I have a couple early memories of reading. I remember Alexander and the Terrible, Horrible, No Good, Very Bad Day, which was my favorite book when I was a kid, and also Where the Sidewalk Ends by Shel Silverstein, which I read over and over. My first real immersion in a book that just had a huge influence on me (notwithstanding my Ellis imitations) was Jesus’ Son by Denis Johnson. I had a fiction workshop in the fall of 1993 and the book was just out in paperback. My teacher brought it to class and read a couple of the shorter stories aloud. Afterward I asked to look at it and I just felt this strange pull. I bought a copy and went totally nuts for those stories. I loved the poetry—it was exactly the kind of thing I was (and am) going for in my writing. When I found out Johnson is also a poet I got the book with his collected poems and read everything else by him. I bought Already Dead the day it came out, the same with The Name of the World. I can still quote long passages from Jesus’ Son, and I told my editor John Williams that signing on with Harper was like a guy who really worships Nirvana getting signed to Geffen (Records), on account of the Denis Johnson connection.

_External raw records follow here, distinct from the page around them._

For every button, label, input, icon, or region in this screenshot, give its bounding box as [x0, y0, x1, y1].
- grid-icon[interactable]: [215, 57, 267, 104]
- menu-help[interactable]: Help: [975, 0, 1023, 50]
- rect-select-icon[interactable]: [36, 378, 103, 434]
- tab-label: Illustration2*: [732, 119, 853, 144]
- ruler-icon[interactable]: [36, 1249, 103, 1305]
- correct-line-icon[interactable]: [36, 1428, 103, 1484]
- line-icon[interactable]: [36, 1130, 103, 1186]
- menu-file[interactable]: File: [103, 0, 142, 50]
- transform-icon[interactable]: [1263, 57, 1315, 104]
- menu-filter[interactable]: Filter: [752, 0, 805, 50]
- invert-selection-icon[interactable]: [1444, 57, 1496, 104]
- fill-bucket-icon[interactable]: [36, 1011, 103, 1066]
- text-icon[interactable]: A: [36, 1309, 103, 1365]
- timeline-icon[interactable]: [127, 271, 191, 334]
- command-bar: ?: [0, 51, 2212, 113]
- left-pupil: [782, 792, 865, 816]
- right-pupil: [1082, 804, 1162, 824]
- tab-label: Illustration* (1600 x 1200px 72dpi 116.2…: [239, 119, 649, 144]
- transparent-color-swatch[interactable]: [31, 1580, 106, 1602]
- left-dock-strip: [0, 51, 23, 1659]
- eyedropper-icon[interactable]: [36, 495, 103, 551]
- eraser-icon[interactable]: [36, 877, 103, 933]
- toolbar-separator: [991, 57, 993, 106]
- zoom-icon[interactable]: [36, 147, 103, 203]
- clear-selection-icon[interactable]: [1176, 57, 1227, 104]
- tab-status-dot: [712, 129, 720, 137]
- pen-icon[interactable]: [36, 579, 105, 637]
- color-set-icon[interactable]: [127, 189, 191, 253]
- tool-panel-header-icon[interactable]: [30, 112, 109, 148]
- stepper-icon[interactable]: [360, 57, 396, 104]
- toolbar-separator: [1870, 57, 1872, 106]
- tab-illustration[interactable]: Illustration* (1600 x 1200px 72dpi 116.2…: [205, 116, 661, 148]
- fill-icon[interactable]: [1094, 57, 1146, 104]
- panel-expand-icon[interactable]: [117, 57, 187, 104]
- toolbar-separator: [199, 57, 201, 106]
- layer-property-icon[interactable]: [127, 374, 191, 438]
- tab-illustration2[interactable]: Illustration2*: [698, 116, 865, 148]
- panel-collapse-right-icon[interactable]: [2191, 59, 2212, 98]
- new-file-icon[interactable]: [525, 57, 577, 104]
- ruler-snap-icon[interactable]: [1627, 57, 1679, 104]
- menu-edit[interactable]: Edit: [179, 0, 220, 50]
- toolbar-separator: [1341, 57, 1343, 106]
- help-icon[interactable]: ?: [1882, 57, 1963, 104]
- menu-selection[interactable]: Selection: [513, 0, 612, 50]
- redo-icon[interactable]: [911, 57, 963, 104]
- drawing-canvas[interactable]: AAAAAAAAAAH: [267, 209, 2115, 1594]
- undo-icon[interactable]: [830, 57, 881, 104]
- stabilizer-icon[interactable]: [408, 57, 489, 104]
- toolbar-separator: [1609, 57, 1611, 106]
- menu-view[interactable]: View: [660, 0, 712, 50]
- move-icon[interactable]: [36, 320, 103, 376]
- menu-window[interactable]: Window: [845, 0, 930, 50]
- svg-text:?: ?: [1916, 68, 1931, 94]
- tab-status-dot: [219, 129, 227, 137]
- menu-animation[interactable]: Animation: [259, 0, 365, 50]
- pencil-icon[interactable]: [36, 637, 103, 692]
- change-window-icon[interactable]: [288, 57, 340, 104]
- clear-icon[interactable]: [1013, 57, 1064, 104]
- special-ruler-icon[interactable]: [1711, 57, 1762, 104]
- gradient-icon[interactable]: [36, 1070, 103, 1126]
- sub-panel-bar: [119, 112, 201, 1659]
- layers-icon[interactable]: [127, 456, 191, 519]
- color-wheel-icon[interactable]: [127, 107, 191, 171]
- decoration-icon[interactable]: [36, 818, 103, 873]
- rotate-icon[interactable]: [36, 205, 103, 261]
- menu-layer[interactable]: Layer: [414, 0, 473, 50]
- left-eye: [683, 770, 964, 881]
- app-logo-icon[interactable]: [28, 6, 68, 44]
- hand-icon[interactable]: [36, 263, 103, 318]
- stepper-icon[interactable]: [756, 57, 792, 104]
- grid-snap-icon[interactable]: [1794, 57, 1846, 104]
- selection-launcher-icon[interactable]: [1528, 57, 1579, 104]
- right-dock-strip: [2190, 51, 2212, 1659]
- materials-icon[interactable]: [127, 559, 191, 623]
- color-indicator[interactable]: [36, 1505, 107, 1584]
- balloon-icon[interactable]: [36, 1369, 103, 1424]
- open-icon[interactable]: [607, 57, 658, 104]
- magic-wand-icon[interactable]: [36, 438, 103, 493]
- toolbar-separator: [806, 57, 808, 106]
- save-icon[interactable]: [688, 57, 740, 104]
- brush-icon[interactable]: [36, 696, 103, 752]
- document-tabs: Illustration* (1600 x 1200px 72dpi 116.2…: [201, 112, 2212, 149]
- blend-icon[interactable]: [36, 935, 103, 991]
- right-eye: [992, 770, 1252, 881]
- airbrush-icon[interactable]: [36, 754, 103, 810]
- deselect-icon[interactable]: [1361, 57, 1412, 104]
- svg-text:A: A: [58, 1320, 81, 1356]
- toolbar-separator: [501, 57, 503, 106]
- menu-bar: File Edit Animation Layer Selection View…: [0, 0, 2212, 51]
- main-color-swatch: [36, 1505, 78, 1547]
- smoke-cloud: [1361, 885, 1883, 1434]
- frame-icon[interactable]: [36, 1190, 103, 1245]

“Summers during college I worked the swing shift in a paper mill. By the end of the summer I looked like I’d aged five years from lack of sleep and eating Hostess fruit pies.”
Do you have any writerly quirks? When and where do you write? PC or pen?
I don’t have too many writerly quirks. I live in a railroad apartment and the back room is my writing room. When I was working on my book I got up every day at seven and started “preparing”: getting into the mind-set, pacing, turning off Howard Stern and then turning it on again. I have an old G3 PowerBook, but I’m looking to eliminate the distractions that go with a computer e-mail, Internet, etc. I bought an old IBM Selectric, which is also useful because it renders immediate rewriting impossible (or at least more cumbersome). I guess a quirk of mine would be constant and immediate rewriting, writing a sentence then instantly reworking it. I don’t think that’s healthy. I have a whole folder full of handwritten notes for my next book, enough material at this point for at least the first quarter, so that’s different. Lately I’ve been feeling pretty burned out on hypermodern methods of composition and communication.
“My first real immersion in a book that just had a huge influence on me was Jesus’ Son by Denis Johnson.”
What do you rely upon for stimulation? Do you observe any particular beverage ritual?
Coffee is the big stimulant. Over the years, especially the jobless book-writing years, I’ve eaten obscene amounts of peanut butter. I’m sure that if all the peanut butter I’ve eaten appeared before me in mountain form I’d be really disgusted with myself. I’ve cut back, though. A peanut butter and banana sandwich, the old standby, has little appeal these days.
What interests or enthusiasms do you have (e.g., hobbies, outdoor pursuits)?
The only things besides writing that I really love to do are listening to and playing music. I still have a big vinyl collection and lots of CDs, and I spend a lot of time just sitting on the floor listening to records. I used to buy new music all the time, new seven-inches by bands I didn’t know, scour the used bins for gems. I don’t really have the energy for that anymore but once in a while I still get obsessed with a new band. I also like to walk a lot. I take long walks every day, partly out of necessity since I live roughly a mile from the most convenient subway, but taking the train into Manhattan for a Whitman-style perambulation is still one of my favorite things to do.
“I bought an old IBM Selectric, which is also useful because it renders immediate rewriting impossible (or at least more cumbersome).”
Wife, partner, children, pet(s)?
No wife, no pets. But a lot of my friends are living that dream: marriage with a couple of dogs, home ownership, even a baby or two here and there. I’m content to view that scene from a distance at this point. Then again, I don’t want to be a forty-four-year-old urban bachelor dude hitting on young chicks in a workshop or something, telling them they really should read Don DeLillo.”
“I don’t want to be a forty-four-year-old urban bachelor dude hitting on young chicks in a workshop or something, telling them they really should read Don DeLillo.